## The Laws of Extremely Improbable Things

Posted in Bad Statistics, The Universe and Stuff with tags , , , , , , , , on June 9, 2011 by telescoper

After a couple of boozy nights in Copenhagen during the workshop which has just finished, I thought I’d take things easy this evening and make use of the free internet connection in my hotel to post a short item about something I talked about at the workshop here.

Actually I’ve been meaning to mention a nice bit of statistical theory called Extreme Value Theory on here for some time, because not so many people seem to be aware of it, but somehow I never got around to writing about it. People generally assume that statistical analysis of data revolves around “typical” quantities, such as averages or root-mean-square fluctuations (i.e. “standard” deviations). Sometimes, however, it’s not the typical points that are interesting, but those that appear to be drawn from the extreme tails of a probability distribution. This is particularly the case in planning for floods and other natural disasters, but this field also finds a number of interesting applications in astrophysics and cosmology. What should be the mass of the most massive cluster in my galaxy survey? How bright the brightest galaxy? How hot the hottest hotspot in the distribution of temperature fluctuations on the cosmic microwave background sky? And how cold the coldest? Sometimes just one anomalous event can be enormously useful in testing a theory.

I’m not going to go into the theory in any great depth here. Instead I’ll just give you a simple idea of how things work.

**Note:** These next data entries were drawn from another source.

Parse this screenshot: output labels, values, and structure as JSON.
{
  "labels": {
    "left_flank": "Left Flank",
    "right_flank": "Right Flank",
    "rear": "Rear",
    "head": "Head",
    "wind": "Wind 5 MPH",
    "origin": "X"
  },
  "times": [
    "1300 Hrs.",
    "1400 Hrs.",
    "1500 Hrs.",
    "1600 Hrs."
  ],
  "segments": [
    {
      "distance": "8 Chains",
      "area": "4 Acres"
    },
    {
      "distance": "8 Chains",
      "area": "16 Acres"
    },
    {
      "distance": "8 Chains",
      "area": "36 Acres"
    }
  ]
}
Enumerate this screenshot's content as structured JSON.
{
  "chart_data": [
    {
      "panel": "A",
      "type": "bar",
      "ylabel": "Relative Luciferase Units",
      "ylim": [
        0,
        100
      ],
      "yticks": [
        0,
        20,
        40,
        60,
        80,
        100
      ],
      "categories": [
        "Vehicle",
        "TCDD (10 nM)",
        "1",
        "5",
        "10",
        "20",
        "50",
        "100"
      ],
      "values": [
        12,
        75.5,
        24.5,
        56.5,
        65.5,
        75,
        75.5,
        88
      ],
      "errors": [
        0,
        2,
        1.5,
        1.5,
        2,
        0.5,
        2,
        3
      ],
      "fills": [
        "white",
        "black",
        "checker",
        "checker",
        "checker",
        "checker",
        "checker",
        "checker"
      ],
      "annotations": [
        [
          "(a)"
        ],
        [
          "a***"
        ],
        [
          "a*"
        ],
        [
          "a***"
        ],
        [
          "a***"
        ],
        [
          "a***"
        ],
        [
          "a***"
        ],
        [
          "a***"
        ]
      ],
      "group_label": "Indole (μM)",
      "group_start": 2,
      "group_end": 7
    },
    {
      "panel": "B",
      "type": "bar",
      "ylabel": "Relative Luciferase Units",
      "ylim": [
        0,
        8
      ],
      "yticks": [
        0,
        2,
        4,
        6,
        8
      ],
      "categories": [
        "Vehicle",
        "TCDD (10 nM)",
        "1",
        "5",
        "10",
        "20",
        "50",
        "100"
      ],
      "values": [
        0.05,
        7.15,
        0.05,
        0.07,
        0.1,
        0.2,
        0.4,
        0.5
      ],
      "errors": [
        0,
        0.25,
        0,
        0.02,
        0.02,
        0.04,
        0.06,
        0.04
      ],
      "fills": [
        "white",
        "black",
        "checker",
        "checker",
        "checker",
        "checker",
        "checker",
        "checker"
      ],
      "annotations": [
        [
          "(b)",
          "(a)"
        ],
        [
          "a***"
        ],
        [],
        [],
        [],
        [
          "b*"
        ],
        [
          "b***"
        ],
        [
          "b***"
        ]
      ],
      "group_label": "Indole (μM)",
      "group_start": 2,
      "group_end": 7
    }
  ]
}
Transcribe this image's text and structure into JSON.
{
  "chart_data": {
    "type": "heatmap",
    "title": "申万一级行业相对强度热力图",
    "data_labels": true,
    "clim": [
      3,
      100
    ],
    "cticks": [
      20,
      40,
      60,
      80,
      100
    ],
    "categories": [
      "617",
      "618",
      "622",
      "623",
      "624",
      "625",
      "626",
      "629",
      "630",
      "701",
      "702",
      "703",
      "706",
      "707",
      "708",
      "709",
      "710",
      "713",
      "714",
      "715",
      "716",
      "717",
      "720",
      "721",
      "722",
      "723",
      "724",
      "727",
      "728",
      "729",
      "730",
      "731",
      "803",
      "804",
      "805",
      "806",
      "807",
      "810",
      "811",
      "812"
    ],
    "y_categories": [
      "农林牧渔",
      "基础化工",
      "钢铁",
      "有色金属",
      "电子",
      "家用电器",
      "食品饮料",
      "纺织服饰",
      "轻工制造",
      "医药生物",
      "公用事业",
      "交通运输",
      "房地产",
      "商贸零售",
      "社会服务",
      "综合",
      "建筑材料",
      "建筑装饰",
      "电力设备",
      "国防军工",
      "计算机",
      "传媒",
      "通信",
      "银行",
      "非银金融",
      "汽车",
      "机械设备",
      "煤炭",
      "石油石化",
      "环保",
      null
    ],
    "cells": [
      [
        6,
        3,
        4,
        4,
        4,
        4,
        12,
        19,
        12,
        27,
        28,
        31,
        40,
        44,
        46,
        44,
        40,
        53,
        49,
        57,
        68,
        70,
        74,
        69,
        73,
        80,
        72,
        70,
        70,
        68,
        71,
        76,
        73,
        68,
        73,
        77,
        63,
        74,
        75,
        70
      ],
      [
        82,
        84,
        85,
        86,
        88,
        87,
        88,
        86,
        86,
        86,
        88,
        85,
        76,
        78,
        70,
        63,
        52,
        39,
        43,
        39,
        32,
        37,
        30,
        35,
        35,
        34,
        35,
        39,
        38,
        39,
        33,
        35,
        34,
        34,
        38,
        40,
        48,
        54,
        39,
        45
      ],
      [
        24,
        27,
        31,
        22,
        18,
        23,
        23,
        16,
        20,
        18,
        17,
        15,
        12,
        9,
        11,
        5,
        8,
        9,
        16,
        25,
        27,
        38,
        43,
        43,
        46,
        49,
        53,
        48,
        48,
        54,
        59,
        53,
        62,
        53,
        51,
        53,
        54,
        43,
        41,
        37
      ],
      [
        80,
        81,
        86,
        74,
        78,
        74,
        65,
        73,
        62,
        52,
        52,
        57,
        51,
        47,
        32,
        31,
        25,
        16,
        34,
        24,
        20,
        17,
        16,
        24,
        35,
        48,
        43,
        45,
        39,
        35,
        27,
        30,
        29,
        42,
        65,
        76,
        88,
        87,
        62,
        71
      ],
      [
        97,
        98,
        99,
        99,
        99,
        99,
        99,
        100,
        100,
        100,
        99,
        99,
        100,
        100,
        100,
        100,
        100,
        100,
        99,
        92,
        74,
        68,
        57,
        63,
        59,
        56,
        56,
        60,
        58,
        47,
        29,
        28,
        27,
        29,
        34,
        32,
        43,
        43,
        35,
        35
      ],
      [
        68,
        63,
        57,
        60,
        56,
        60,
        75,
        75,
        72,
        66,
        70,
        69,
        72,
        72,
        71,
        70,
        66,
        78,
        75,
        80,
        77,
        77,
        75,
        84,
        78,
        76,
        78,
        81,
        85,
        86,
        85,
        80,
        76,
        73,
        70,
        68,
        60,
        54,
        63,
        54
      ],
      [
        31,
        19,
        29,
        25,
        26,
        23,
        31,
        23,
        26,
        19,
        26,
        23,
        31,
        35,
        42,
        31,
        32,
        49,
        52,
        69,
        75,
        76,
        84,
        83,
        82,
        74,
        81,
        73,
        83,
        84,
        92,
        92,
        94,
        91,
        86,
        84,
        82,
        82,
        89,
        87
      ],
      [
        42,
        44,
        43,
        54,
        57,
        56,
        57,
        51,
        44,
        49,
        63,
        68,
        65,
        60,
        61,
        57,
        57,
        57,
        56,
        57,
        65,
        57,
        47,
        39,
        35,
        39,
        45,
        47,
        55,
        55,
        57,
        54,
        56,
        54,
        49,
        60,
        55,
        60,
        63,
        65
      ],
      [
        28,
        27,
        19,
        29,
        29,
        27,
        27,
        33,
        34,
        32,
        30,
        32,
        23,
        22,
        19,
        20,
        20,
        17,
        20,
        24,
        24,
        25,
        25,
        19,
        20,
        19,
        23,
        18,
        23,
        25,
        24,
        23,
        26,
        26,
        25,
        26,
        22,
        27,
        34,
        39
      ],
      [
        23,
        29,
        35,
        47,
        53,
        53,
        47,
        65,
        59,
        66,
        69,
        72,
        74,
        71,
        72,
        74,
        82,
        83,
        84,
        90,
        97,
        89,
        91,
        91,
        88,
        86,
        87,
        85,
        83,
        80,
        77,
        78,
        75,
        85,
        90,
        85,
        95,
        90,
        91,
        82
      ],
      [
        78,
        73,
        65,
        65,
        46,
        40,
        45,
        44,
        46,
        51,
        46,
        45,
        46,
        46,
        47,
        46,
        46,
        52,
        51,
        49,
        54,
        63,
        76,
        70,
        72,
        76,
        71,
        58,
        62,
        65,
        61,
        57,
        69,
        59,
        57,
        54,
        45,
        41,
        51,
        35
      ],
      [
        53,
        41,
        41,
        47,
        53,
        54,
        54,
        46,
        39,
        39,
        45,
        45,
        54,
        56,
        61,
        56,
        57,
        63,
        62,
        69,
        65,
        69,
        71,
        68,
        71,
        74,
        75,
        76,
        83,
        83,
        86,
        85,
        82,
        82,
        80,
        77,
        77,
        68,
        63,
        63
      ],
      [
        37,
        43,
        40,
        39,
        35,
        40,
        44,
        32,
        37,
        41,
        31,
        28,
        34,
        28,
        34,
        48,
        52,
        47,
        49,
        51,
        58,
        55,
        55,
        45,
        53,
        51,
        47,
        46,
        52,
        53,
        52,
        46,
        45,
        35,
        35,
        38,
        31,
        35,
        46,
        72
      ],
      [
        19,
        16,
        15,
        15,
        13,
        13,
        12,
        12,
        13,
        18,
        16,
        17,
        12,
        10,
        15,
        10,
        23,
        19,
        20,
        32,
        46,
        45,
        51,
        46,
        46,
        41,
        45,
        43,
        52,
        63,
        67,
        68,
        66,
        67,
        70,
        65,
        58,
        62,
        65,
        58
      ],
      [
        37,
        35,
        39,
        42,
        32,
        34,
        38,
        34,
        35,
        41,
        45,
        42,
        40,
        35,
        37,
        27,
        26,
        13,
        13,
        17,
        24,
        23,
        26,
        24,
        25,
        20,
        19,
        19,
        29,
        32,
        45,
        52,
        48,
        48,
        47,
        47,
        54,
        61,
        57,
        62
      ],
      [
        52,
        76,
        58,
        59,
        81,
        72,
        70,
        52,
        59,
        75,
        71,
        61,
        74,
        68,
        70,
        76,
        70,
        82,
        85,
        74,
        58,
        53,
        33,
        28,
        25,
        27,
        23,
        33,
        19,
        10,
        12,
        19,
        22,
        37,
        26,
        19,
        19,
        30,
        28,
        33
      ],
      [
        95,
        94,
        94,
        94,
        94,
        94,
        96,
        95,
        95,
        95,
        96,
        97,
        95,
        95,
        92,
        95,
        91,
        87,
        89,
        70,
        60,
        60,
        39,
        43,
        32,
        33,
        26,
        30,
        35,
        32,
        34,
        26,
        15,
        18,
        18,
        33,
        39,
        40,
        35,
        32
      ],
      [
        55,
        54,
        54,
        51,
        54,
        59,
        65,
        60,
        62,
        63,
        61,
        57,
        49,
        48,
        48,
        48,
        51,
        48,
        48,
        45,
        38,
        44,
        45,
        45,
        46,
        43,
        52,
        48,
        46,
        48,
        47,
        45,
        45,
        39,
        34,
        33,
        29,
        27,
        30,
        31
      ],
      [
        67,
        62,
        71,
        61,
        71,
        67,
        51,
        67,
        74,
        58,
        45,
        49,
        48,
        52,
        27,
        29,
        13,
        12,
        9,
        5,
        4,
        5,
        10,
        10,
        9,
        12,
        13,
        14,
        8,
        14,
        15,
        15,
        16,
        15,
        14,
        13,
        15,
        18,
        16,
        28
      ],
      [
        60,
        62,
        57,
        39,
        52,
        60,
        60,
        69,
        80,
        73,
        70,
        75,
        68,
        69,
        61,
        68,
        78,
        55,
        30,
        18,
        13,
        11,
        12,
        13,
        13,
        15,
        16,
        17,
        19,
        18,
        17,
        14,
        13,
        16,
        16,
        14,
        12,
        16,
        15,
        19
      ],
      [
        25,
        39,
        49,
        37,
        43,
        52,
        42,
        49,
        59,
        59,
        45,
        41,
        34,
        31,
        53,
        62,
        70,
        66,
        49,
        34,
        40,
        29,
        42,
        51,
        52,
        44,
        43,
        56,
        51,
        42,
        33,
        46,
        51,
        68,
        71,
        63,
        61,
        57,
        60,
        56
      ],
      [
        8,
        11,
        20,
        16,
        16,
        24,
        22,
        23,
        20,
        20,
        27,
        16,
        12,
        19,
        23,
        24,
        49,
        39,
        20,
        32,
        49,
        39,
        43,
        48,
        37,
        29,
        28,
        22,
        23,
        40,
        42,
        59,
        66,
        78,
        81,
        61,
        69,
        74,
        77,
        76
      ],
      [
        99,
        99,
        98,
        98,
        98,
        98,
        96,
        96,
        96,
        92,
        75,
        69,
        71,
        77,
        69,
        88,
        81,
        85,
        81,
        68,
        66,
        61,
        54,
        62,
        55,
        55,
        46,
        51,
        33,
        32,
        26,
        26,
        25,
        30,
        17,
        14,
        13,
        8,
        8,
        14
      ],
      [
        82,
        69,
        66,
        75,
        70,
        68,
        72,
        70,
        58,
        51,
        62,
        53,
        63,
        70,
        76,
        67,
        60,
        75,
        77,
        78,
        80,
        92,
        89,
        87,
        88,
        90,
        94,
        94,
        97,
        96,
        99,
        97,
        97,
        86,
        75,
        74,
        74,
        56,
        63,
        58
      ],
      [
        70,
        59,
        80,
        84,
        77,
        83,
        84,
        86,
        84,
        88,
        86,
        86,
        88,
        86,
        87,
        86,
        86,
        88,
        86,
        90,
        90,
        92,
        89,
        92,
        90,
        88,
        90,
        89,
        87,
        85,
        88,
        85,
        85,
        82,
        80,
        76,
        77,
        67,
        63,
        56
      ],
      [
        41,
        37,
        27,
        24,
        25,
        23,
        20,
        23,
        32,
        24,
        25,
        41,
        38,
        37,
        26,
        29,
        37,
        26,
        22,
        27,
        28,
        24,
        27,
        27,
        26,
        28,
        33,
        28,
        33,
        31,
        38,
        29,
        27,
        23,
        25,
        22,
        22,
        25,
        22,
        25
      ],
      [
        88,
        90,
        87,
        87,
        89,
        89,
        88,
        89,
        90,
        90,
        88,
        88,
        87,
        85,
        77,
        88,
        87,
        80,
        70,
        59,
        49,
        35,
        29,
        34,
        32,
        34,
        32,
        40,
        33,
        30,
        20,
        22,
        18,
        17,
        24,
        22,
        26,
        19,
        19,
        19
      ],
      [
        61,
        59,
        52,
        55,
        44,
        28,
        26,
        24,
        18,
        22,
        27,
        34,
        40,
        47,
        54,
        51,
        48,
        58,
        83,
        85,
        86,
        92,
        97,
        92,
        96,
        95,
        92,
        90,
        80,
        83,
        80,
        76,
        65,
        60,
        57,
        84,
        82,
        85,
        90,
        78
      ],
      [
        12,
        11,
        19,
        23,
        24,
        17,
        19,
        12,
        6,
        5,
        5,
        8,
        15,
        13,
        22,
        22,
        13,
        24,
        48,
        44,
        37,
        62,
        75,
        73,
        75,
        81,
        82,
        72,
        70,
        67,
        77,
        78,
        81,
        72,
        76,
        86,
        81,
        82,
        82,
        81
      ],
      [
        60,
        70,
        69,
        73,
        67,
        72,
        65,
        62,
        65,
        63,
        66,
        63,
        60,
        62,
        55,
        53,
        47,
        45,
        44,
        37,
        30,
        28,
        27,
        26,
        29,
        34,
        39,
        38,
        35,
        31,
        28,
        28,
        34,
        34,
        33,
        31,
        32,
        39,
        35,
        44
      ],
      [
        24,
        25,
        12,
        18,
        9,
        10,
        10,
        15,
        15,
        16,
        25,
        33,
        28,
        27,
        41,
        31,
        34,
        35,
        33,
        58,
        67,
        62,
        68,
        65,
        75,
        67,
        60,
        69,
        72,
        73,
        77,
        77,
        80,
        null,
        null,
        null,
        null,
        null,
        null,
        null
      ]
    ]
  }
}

First imagine you have a set of $n$ observations labelled $X_i$. Assume that these are independent and identically distributed with a distribution function $F(x)$, i.e. $\Pr(X_i\leq x)=F(x)$

Now suppose you locate the largest value in the sample, $X_{\rm max}$. What is the distribution of this value? The answer is not $F(x)$, but it is quite easy to work out because the probability that the largest value is less than or equal to, say, $z$ is just the probability that each one is less than or equal to that value, i.e. $F_{\rm max}(z) = \Pr \left(X_{\rm max}\leq z\right)= \Pr \left(X_1\leq z, X_2\leq z\ldots, X_n\leq z\right)$

Because the variables are independent and identically distributed, this means that $F_{\rm max} (z) = \left[ F(z) \right]^n$

The probability density function associated with this is then just $f_{\rm max}(z) = n f(z) \left[ F(z) \right]^{n-1}$

In a situation in which $F(x)$ is known and in which the other assumptions apply, then this simple result offers the best way to proceed in analysing extreme values.

The mathematical interest in extreme values however derives from a paper in 1928 by Fisher \& Tippett which paved the way towards a general theory of extreme value distributions. I don’t want to go too much into details about that, but I will give a flavour by mentioning a historically important, perhaps surprising, and in any case rather illuminating example.

It turns out that for any distribution $F(x)$ of exponential type, which means that $\lim_{x\rightarrow\infty} \frac{1-F(x)}{f(x)} = 0$

then there is a stable asymptotic distribution of extreme values, as $n \rightarrow \infty$ which is independent of the underlying distribution, $F(x)$, and which has the form $G(z) = \exp \left(-\exp \left( -\frac{(z-a_n)}{b_n} \right)\right)$

where $a_n$ and $b_n$ are location and scale parameters; this is called the Gumbel distribution. It’s not often you come across functions of the form $e^{-e^{-y}}$!

This result, and others, has established a robust and powerful framework for modelling extreme events. One of course has to be particularly careful if the variables involved are not independent (e.g. part of correlated sequences) or if there are not identically distributed (e.g. if the distribution is changing with time). One also has to be aware of the possibility that an extreme data point may simply be some sort of glitch (e.g. a cosmic ray hit on a pixel, to give an astronomical example). It should also be mentioned that the asymptotic theory is what it says on the tin – asymptotic. Some distributions of exponential type converge extremely slowly to the asymptotic form. A notable example is the Gaussian, which converges at the pathetically slow rate of $\sqrt{\ln(n)}$! This is why I advocate using the exact distribution resulting from a fully specified model whenever this is possible.

The pitfalls are dangerous and have no doubt led to numerous misapplications of this theory, but, done properly, it’s an approach that has enormous potential.

I’ve been interested in this branch of statistical theory for a long time, since I was introduced to it while I was a graduate student by a classic paper written by my supervisor. In fact I myself contributed to the classic old literature on this topic myself, with a paper on extreme temperature fluctuations in the cosmic microwave background way back in 1988.. Of course there weren’t any CMB maps back in 1988, and if I had thought more about it at the time I should have realised that since this was all done using Gaussian statistics, there was a 50% chance that the most interesting feature would actually be a negative rather than positive fluctuation. It turns out that twenty-odd years on, people are actually discussing an anomalous cold spot in the data from WMAP, proving that Murphy’s law applies to extreme events…